What are the advantages of using yeasts as a production host? And the disadvantages?

Answer 57

``` + Easy to genetically engineer + Low cost + High yield + Good PTM for certain proteins - Longer time - Less PTM ```

Question 58

What are the advantages of using insect cells as a production host? And the disadvantages?

Answer 58

+ Relatively higher yield + Good PTM - Longer time - Lower yield

Question 59

What are the advantages of using animal cells as a production host? And the disadvantages?

Answer 59

``` + Natural protein configuration + Best PTM - Longer time - Highest cost - Lowest yield ```

Question 60

Why do insect cells provide an alternative to mammalian cells for protein production?

Answer 60

Because insect cells does not behave any different in cultures compared to mammalian cells, and they have the advantage of, thanks to a natural expression system, provide high yields of recombinant protein.

Question 61

What is the expression system in insect cells based on? What kind of gene does this viruses genome include?

Answer 61

Baculoviruses.

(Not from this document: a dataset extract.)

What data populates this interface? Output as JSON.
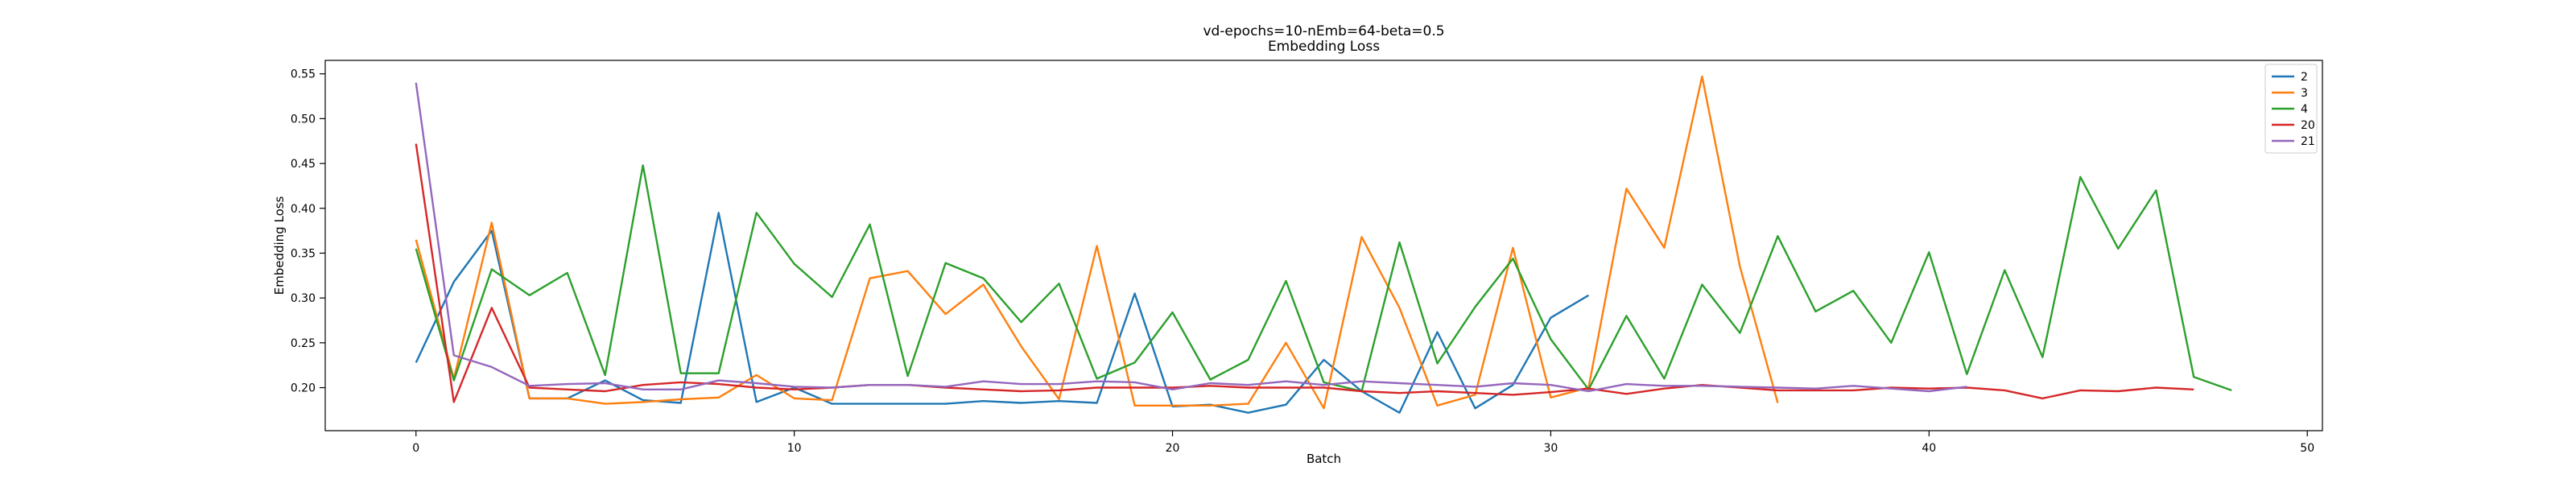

It includes the polyhedrin gene, whose product accumulate in the insect cell in large nuclear inclusion bodies.

Question 62

How much of the total cell protein does polyhedrin make up?

Answer 62

Up to 50 %.

Question 63

Why are insect cells useful when using recombinant protein?

Answer 63

Because the polyhedrin gene can be replaced by one for a recombinant protein, and it will thus produce similar level s of the desired protein.